L’idea che il Pd debba fare della difesa del suo modello elettorale ideale la sua priorità ha portato in questi giorni ad alcune prese di posizione sorprendenti. È emerso anche quello che credo sia, non solo in Italia, un inedito assoluto in materia di regole istituzionali: la teoria delle due fasi, ovvero la proposta di una riforma delle legge elettorale e costituzionale a tempo. Oggi non c’è il consenso necessario per il nostro modello ideale, allora approviamo subito una prima riforma, ma diciamo sia alle altre forze politiche – che dovrebbero comunque votarla – sia ai cittadini che noi la consideriamo provvisoria, perché nella prossima legislatura ci proponiamo di ricominciare tutto daccapo. Come dire: noi siamo fin dal 1997 per il sistema francese, la coerenza ha il suo prezzo, pazienza se la transizione italiana dura ancora un po’ e se continuiamo a cambiare sistema elettorale a ogni legislatura.

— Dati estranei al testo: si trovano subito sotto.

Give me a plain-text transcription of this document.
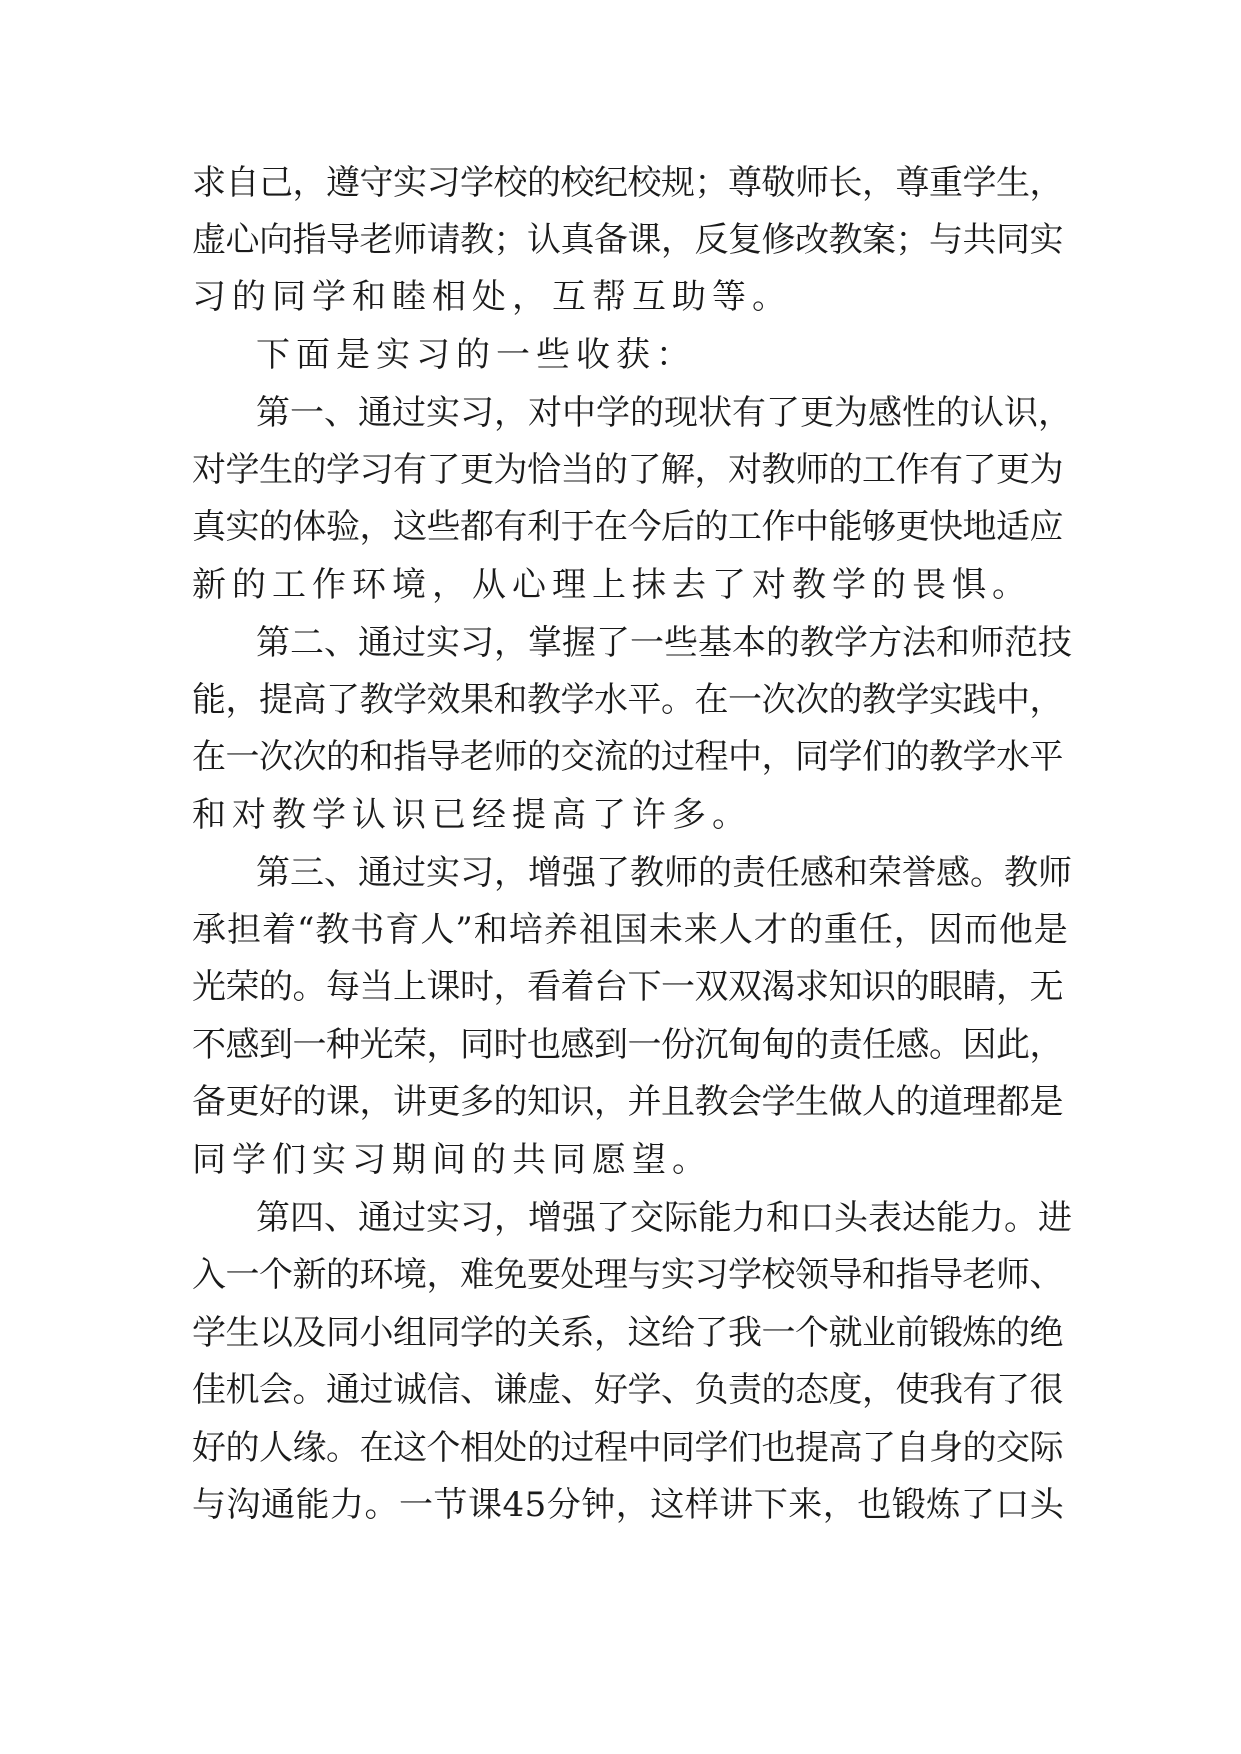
求自己，遵守实习学校的校纪校规；尊敬师长，尊重学生，
虚心向指导老师请教；认真备课，反复修改教案；与共同实
习的同学和睦相处，互帮互助等。
下面是实习的一些收获：
第一、通过实习，对中学的现状有了更为感性的认识，
对学生的学习有了更为恰当的了解，对教师的工作有了更为
真实的体验，这些都有利于在今后的工作中能够更快地适应
新的工作环境，从心理上抹去了对教学的畏惧。
第二、通过实习，掌握了一些基本的教学方法和师范技
能，提高了教学效果和教学水平。在一次次的教学实践中，
在一次次的和指导老师的交流的过程中，同学们的教学水平
和对教学认识已经提高了许多。
第三、通过实习，增强了教师的责任感和荣誉感。教师
承担着“教书育人”和培养祖国未来人才的重任，因而他是
光荣的。每当上课时，看着台下一双双渴求知识的眼睛，无
不感到一种光荣，同时也感到一份沉甸甸的责任感。因此，
备更好的课，讲更多的知识，并且教会学生做人的道理都是
同学们实习期间的共同愿望。
第四、通过实习，增强了交际能力和口头表达能力。进
入一个新的环境，难免要处理与实习学校领导和指导老师、
学生以及同小组同学的关系，这给了我一个就业前锻炼的绝
佳机会。通过诚信、谦虚、好学、负责的态度，使我有了很
好的人缘。在这个相处的过程中同学们也提高了自身的交际
与沟通能力。一节课45分钟，这样讲下来，也锻炼了口头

Il rifiuto del modello tedesco si basa poi su altri due assiomi (e per gli assiomi, si sa, non c’è bisogno di dimostrazione). In primo luogo, il proporzionale con soglia sbarramento al 5 per cento non sarebbe sufficiente per eliminare il rischio di una forza di centro, collocata tra il Pd e Forza Italia, che potrebbe diventare l’ago della bilancia permanente e, quindi, aumentare progressivamente la propria forza sfruttando la rendita di posizione. Per la verità, una tale collocazione intermedia tra le due forze principali è rivestita in Germania dai liberali e non risulta che abbia innescato la dinamica che si prevede si verificherebbe con ferrea necessità in Italia. Ma, oltre a questo, anche a voler ragionare in termini di convenienza, siamo davvero convinti che al Pd convenga eliminare, tramite legge elettorale, una forza intermedia di riferimento per un certo elettorato moderato e cattolico? Che cosa ci induce a ritenere che quell’elettorato, costretto a scegliere, si orienterebbe verso il Pd più che verso Forza Italia? Da questo punto di vista, la convenienza di Berlusconi appare molto più chiara e fondata di quella di Veltroni.

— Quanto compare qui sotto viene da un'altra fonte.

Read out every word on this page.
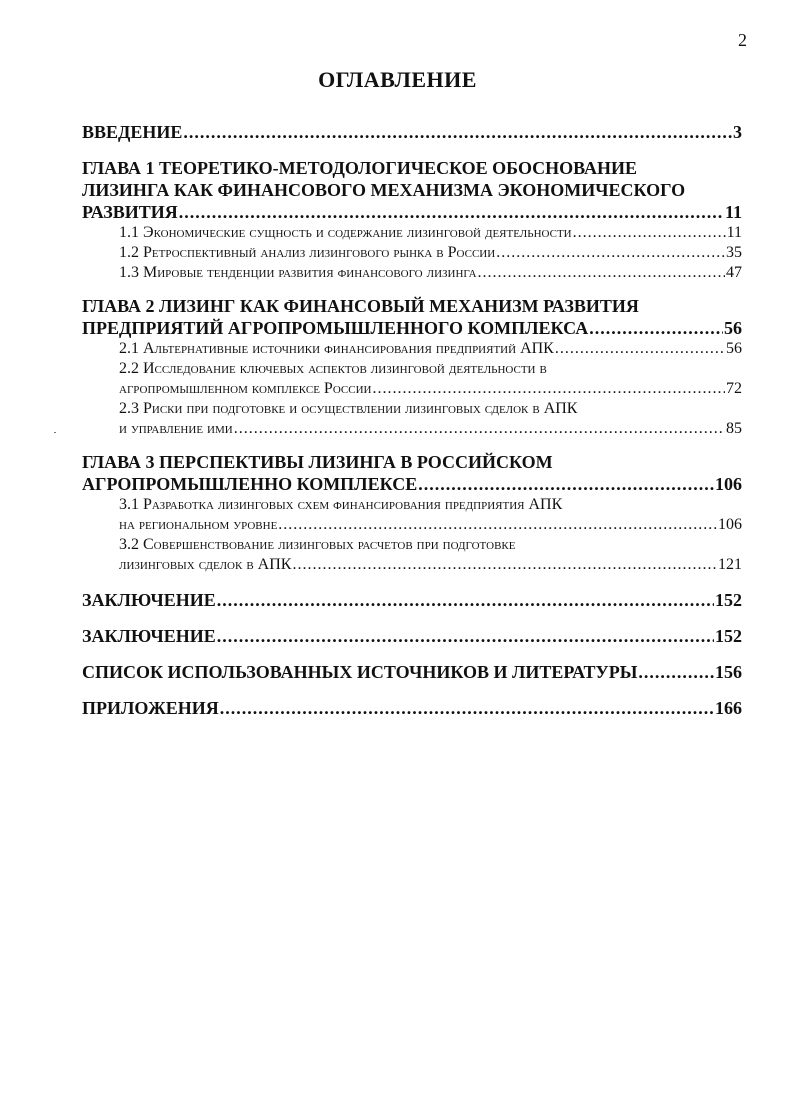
2
ОГЛАВЛЕНИЕ
ВВЕДЕНИЕ .....	3
ГЛАВА 1 ТЕОРЕТИКО-МЕТОДОЛОГИЧЕСКОЕ ОБОСНОВАНИЕ
ЛИЗИНГА КАК ФИНАНСОВОГО МЕХАНИЗМА ЭКОНОМИЧЕСКОГО
РАЗВИТИЯ .....	11
1.1 Экономические сущность и содержание лизинговой деятельности .....	11
1.2 Ретроспективный анализ лизингового рынка в России .....	35
1.3 Мировые тенденции развития финансового лизинга .....	47
ГЛАВА 2 ЛИЗИНГ КАК ФИНАНСОВЫЙ МЕХАНИЗМ РАЗВИТИЯ
ПРЕДПРИЯТИЙ АГРОПРОМЫШЛЕННОГО КОМПЛЕКСА .....	56
2.1 Альтернативные источники финансирования предприятий АПК .....	56
2.2 Исследование ключевых аспектов лизинговой деятельности в
агропромышленном комплексе России .....	72
2.3 Риски при подготовке и осуществлении лизинговых сделок в АПК
и управление ими .....	85
ГЛАВА 3 ПЕРСПЕКТИВЫ ЛИЗИНГА В РОССИЙСКОМ
АГРОПРОМЫШЛЕННО КОМПЛЕКСЕ .....	106
3.1 Разработка лизинговых схем финансирования предприятия АПК
на региональном уровне .....	106
3.2 Совершенствование лизинговых расчетов при подготовке
лизинговых сделок в АПК .....	121
ЗАКЛЮЧЕНИЕ .....	152
ЗАКЛЮЧЕНИЕ .....	152
СПИСОК ИСПОЛЬЗОВАННЫХ ИСТОЧНИКОВ И ЛИТЕРАТУРЫ .....	156
ПРИЛОЖЕНИЯ .....	166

In secondo luogo, si sostiene che il sistema tedesco ci porterebbe diritti alla grande coalizione. L’argomento (che, peraltro, come detto, è manifestamente infondato anzitutto rispetto alla storia politica tedesca del dopoguerra) sembra prestarsi a una lettura “subliminale”, ossia serve a dire agli elettori: guardate che non siamo noi, ma quelli che nel Pd avversano il nostro disegno a essere sospettabili di intelligenza con il nemico. Per rafforzare l’argomento, Veltroni si è cimentato anche in una proiezione sui dati elettorali in caso di approvazione del sistema tedesco, chiedendosi quali coalizioni si potrebbero costruire se alle prossime elezioni il PD ottenesse il 32 per cento e la sinistra radicale il 9. È stato giustamente osservato che con questi dati elettorali, sistema tedesco o meno, non avremmo né problemi di governabilità del centrosinistra, né la grande coalizione, ma semplicemente la vittoria del centrodestra. È peraltro difficile interpretare la vocazione maggioritaria in termini di autosufficienza con meno di un terzo dei voti, quale che sia la legge elettorale adottata. Sempre che non si pensi di poterne approvare una che risolva d’incanto tutti i problemi politici e istituzionali stabilendo che il vincitore delle primarie del Pd diventi automaticamente presidente del Consiglio.